I hate it when you say that you wish that Mom could just be happy. I wish a lot of things, too. I wish that time might slow down a little bit so I could catch my breath (I can hear you now: "but Lani, you've got to understand: time doesn't exist at all!" You know what I mean), I wish I was shorter. These are things I can't change. So I suck it up and get over it. I used to wish I could have friends, I used to wish I didn't slice up my arms and legs and stomach and anywhere that could be covered by clothing when I felt like s**t. And all I did was wish for someone to wave a magic wand and make it all better without me having to lift a finger. But I've learned that loneliness and depression are things I was able to change. So I stopped whining and did something about it.
You're going to fire back the "no one has control over how your mom feels but herself" argument. It's true, but not everyone hides in a marijuana-Buddha bubble. Not everyone has reached their f*****g Nirvana, not everyone is enlightened. Mom has been depressed for years, her brain chemistry is out-of-whack. I'll admit that she also has the issue of not being proactive, but at least she has the excuse of being jerked back and forth by her husband for years and years. If you want Mom to be happy, stop seeing your mid-life-crisis f**k-buddy until you've signed all the papers and are legally divorced. And until you stop cuddling with her while we watch Planet Earth like you want to get back together with her, stop going over to your w***e's place to give her clandestine foot massages.
If you want Mom to be happy, do something about it rather than just saying it. I'm sixteen, you're fifty, and you can't seem to figure out that you need work for relationships. I know you say you're trying, but somehow you refuse to see things from anyone's viewpoint but your drug-induced own.
I know you want to have you cake and f**k it too, but make up your mind. It's us or Dorothy (god, what an awful name), at least for now. I know you want to have a "healthy relationship" with Mom and me and Dana, but even when you're stoned you cannot possibly think that leading the lady you've had two kids with and been married to for two decades on is remotely healthy.

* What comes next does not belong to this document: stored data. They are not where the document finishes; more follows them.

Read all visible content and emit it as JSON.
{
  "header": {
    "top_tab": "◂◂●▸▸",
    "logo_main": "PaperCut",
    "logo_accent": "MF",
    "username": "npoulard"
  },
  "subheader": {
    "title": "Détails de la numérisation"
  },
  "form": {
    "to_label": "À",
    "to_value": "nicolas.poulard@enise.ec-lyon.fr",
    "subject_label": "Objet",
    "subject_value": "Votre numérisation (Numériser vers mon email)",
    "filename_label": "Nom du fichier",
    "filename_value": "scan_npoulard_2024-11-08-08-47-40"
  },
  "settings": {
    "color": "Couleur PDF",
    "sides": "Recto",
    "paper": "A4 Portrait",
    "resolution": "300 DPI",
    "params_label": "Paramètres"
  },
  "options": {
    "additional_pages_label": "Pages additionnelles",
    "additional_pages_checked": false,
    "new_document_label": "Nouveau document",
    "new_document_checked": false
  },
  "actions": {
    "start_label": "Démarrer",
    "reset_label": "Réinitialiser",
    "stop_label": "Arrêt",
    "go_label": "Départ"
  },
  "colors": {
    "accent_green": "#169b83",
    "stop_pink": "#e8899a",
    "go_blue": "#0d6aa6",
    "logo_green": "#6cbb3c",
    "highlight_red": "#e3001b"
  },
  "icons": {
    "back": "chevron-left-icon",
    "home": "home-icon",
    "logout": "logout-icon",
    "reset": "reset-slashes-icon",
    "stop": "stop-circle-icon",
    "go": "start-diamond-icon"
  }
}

And who gets to clean up the pieces when things explode? Me. Dana is regressing to an infantile state every day while Mom lies in her bed playing Tetris on her phone. You've been depressed. I've been depressed, we've all been severely depressed at some point in our lives. You know what it's like to hate life so much that you wish it would just let you die already. You know that it physically hurts, but I feel like you go don't really try to help when Mom gets like that. You say you want to help, but you never do anything that would require an actual sacrifice on your part. You know how scared Mom is of being abandoned. You know how emotionally needy she is, and how I have to always be telling her how much I love her so she feels OK. She's fifty years old and even if you don't think so, she feels like you abandoned her. And I kind of feel that way, too.
For five years, I've put up with all your s**t. I realized a long time ago that you really don't see what you're doing as wrong, so I tolerated it. I put an effort in to not let all the stuff you've put us through effect our relationship. And you continue to disappoint me. I try to ignore everything. I tell myself that you don't mean anything by it, that you still love me even if you don't always show it in the best way, but it's getting really hard.
I'm breaking down. I'm breaking down during school because of stress from finals and anxiety and the fear that things at De Anza are going to fall apart like they did last year. I can't keep doing this. Everyone is treating me like I'm a perfectly stable person. I am most of the time, but I don't think that many mentally healthy people my age could deal with what out family is going though without becoming a bit insane.
Please leave us alone until you figure things out.